Another way is to remember all I have to do is just get up if the Dear Lord wakes me each morning and grants me another day.  The next thing I must do is get out of bed, make it, and start in on the day's chores and expectations and be ready for all the wonderful surprises the Good Lord brings my way.

There are days when He doesn't bring me anything new or wonderful, just the same old routine.  But even in that if I sit down and consider all that my life holds, I can weep.  I have so much to be grateful for in the most boring day of all.  It will still be in a home with my daughter who loves and honors me so.  It will still be a place that keeps me warm if I'm cold, cool if I'm hot and a refrigerator and cabinets filled with food if I'm hungry.  I will still have things to write, emails to answer, books to read, a favorite TV show to watch or a card to make, painting to paint, jigsaw puzzle to finish or start. I could go on and on really.  Life is just so full and rich no matter what.

When I saw the movie, "Slumdog Millionnaire", it struck me how people live the life they are given.  It certainly wasn't their choice to be born in the slums of India but the two brothers in the movie lived that life and survived, well at least one did.  It made me consider if we believe in an Almighty God who is the Creator of all living things, as I do, well it all fits into His glorious plans.

We will never understand why an Incomprehensible God actually makes the choices He makes in our lives, maybe one day we will.  In the meantime, I always thank the Dear Lord for where in the world and time and family He chose to let me born.

The life we have is the one uniquely designed for us and part of it, sad to say, is aging and now that it has happened to me in more ways than I could have anticipated, I must deal.  Defeating old age is going to be a constant decision to never give in or out and do whatever it takes.  So that is exactly what I am going to do.

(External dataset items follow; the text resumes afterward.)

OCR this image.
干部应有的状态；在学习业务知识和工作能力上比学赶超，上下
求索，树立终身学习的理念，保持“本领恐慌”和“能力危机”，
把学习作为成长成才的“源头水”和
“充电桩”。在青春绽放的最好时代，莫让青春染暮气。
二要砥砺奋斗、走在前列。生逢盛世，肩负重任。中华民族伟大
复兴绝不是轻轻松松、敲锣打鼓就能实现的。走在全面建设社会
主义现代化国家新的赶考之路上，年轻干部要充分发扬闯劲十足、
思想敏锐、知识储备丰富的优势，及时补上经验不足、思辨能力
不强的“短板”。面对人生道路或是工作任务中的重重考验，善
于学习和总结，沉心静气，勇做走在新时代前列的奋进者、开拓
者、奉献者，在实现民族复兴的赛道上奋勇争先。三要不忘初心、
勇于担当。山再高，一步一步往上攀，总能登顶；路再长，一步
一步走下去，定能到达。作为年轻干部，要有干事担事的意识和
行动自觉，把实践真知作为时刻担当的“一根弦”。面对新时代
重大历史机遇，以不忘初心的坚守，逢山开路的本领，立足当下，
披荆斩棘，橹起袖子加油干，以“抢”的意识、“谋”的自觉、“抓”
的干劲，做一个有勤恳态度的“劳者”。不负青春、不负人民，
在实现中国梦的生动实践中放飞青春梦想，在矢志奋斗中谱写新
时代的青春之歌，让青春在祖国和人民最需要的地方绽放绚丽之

Wednesday, January 2, 2019

ANOTHER YEAR GONE

Well we begin a new year 2019 and even though my 76th is no different yet - my hope in it all is that it will be.  I am convicted NOT to beg merciful Jehovah Rapha to come and heal it all - even though I do, of course - but rather pray over and over again each day, "Dear Lord, grant me grace sufficient to accept and surrender totally to it all.  And to rejoice in each new day."

Pain is my krypton and I'm a real wimp about it which means whatever aches I may be bemoaning, they are very little compared to the real harsh pain others live with all the time.

Joni Earickson Tada has a BEYOND SUFFERING BIBLE that the Lord led me to buy when it first came out.  It definitely can put me  in my place when I need it.  It is also most encouraging and informative about why there is suffering in this world.

I do know this and believe fervently that each day the Lord wakes me up is the day I must do all I can to please Him and to serve Him.  In my life this will mean being there for my loved family and friends and doing whatever I can to encourage and comfort and enjoy any time spent for and with them.

I pray that 2019 is a wonderful year for us all and that we have many surprises and adventures in store.